NEW YORK (Xinhua) - The US dollar has advanced against most major currencies in the first quarter of 2013 and market analysts expect the upward trend to continue in the next quarter on relatively strong economy in the United States and loose monetary policies employed by global central banks.
Statistics showed that the dollar rose 3 percent against the euro, 9 percent against the Japanese yen and 4 percent versus British pound in the first quarter.
Survey results by the Bank of America Merrill Lynch Fund manager also showed that investors are increasingly confident in the outlook for dollar.
According to the survey, March registered the highest level of dollar bullishness in the survey's history.
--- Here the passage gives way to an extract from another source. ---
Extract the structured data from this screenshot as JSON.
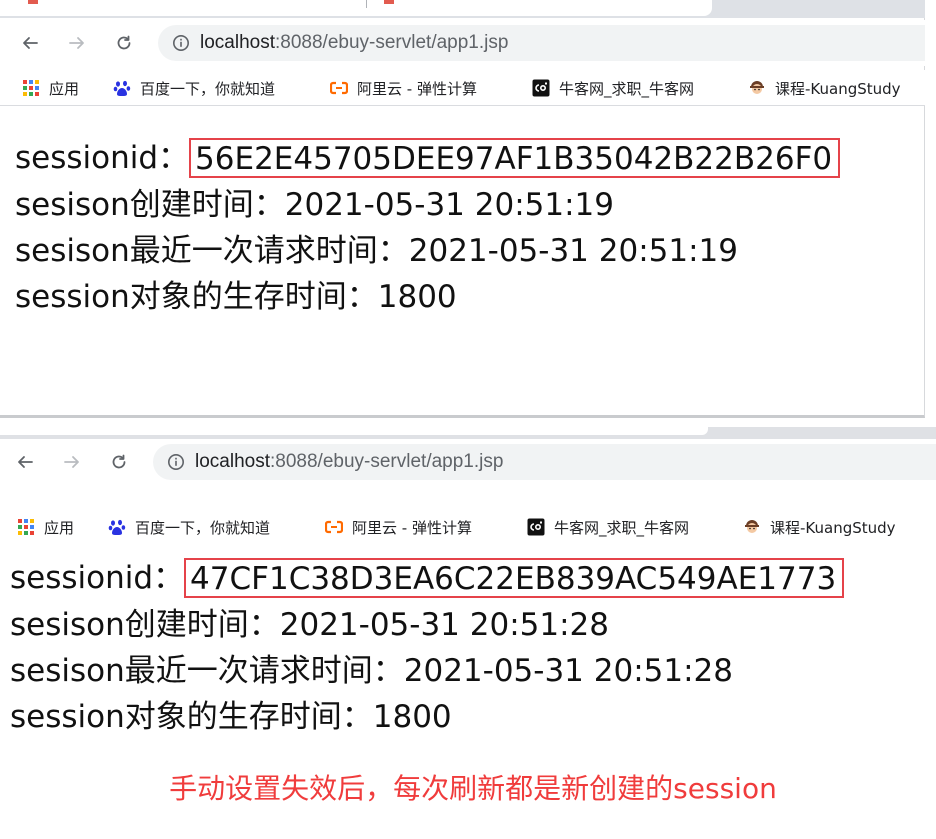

A net 72 percent of respondents now expect the US currency to appreciate in the next year, a 30-point increase from a month ago.
"Relative US economic outperformance on the back of the housing market's ongoing improvement and the energy independence will lead a secular uptrend in the dollar," said Michael Hartnett, chief investment strategist at BofA Merrill Lynch Global Research.
In fact, the euro had a strong start against the dollar since the beginning of 2013, rising from 1.32 to a peak in the first week of February of 1.37, while the rate was as low as 1.22.
Euro's bullishness came from eurozone's tighter monetary policy, compared to that in other advanced economies, said Willem Buiter, the chief economist at Citigroup.
Expansionary monetary policy in the United States, Britian and Japan all drive down their currencies' exchange rates, so it's not surprising that the least expansionary monetary policy made the currency rate "uncomfortably strong", said Buiter.
However, the euro's good start proved to be short-lived and is expected to slip further to the dollar, some analysts said.
"The euro has lost the momentum as the European recovery face problems from both economic and political perspective," Alessio de Longis, the vice president and portfolio manager of the Oppenheimer Currency Opportunities Fund, told Xinhua.
In February, Italian election turned out to be a disappointment and then shortly after the disappointment, there was the unnecessary uncertainty that was created by miscommunication of European officials with respect to the treatment of depositors in Cyprus, said Longis.
Longis also added "the Cyprus crisis has happened and it' s now behind us now. Cyprus created a resetting in the trading level of the euro and I think now the effect has been fully reflected on the rate."
On top of the negative news from the euro area, analysts believe what has validated market perception is the fact that the European economic data have decelerated.
There were more negative surprises than positive surprises on economic data released for the last three months, particularly the euro-zone purchasing manager index, indicating businesses have continued to show inability to bounce back and away from recessionary territories, while the rest of the world has been showing a little bit more resilience, particularly the United States.
Analysts expect the deceleration of the data to continue and all these uncertainties on the political side in Europe will affect business confidence, consumer confidence, thus hurting growth in the euro zone
The Oppenheimer currency analysts team think it' s very possible that the euro will stay around the level of 1.25 in the next couple of months, because euro-zone growth is failing to accelerate and countries like Italy and Spain continue to announce marginal but still negative revisions of their budget forecast to their growth forecast.
Meanwhile, it' s almost a market consensus that the Japanese yen would sharply depreciate against the dollar in the second quarter of the year.
The yen showed obvious declining trend since last November when the newly elected Japanese Prime Minister Shinzo Abe was campaigning for the position and won supports by playing the card of revitalizing the economy.
Abe has been inclined to pressure the Bank of Japan to launch more easing measures to fight the deflation which has lasted for two decades in the country. He also replaced the former BOJ governor Masaaki Shirakawa, who is known as reluctant to implement loose monetary policy, with Haruhiko Kuroda.
Kuroda has repeatedly said that the central bank would do whatever it takes to reach the 2 percent inflation target and investors expect him to take real actions after his first BOJ policy meeting in early April.
"Obviously, the BOJ has disappointed expectations but given the determination and resolution of the new decision markers to reflate the economy, I think the risk is that they will actually for a change do more what the market expects them to do," said Longis.
The Oppenheimer currency analysts team predict the yen can continue its downward trend aggressively throughout the year and the dollar/ yen rate could be higher than 100 by the middle of year.
Meanwhile, the confirmation that Britain's GDP fell by 0.3 percent in the final quarter of 2012 raised speculations that the country' s policymakers would take more aggressive easing moves, which will pull down the pound' s rate versus the dollar.
At the end of 2012, GDP sank and the trade deficit shot up to 9.6 billion pounds in the final quarter, up from 8.1 billion pounds in the preceding three months, and such poor performance will continue in the first quarter of 2013, said Glenn Uniacke, the head of options trading at Moneycorp.
"The chances of a triple dip recession just crept up from 50-50 to odds on. Such concerns have weighed heavily on sterling," he said.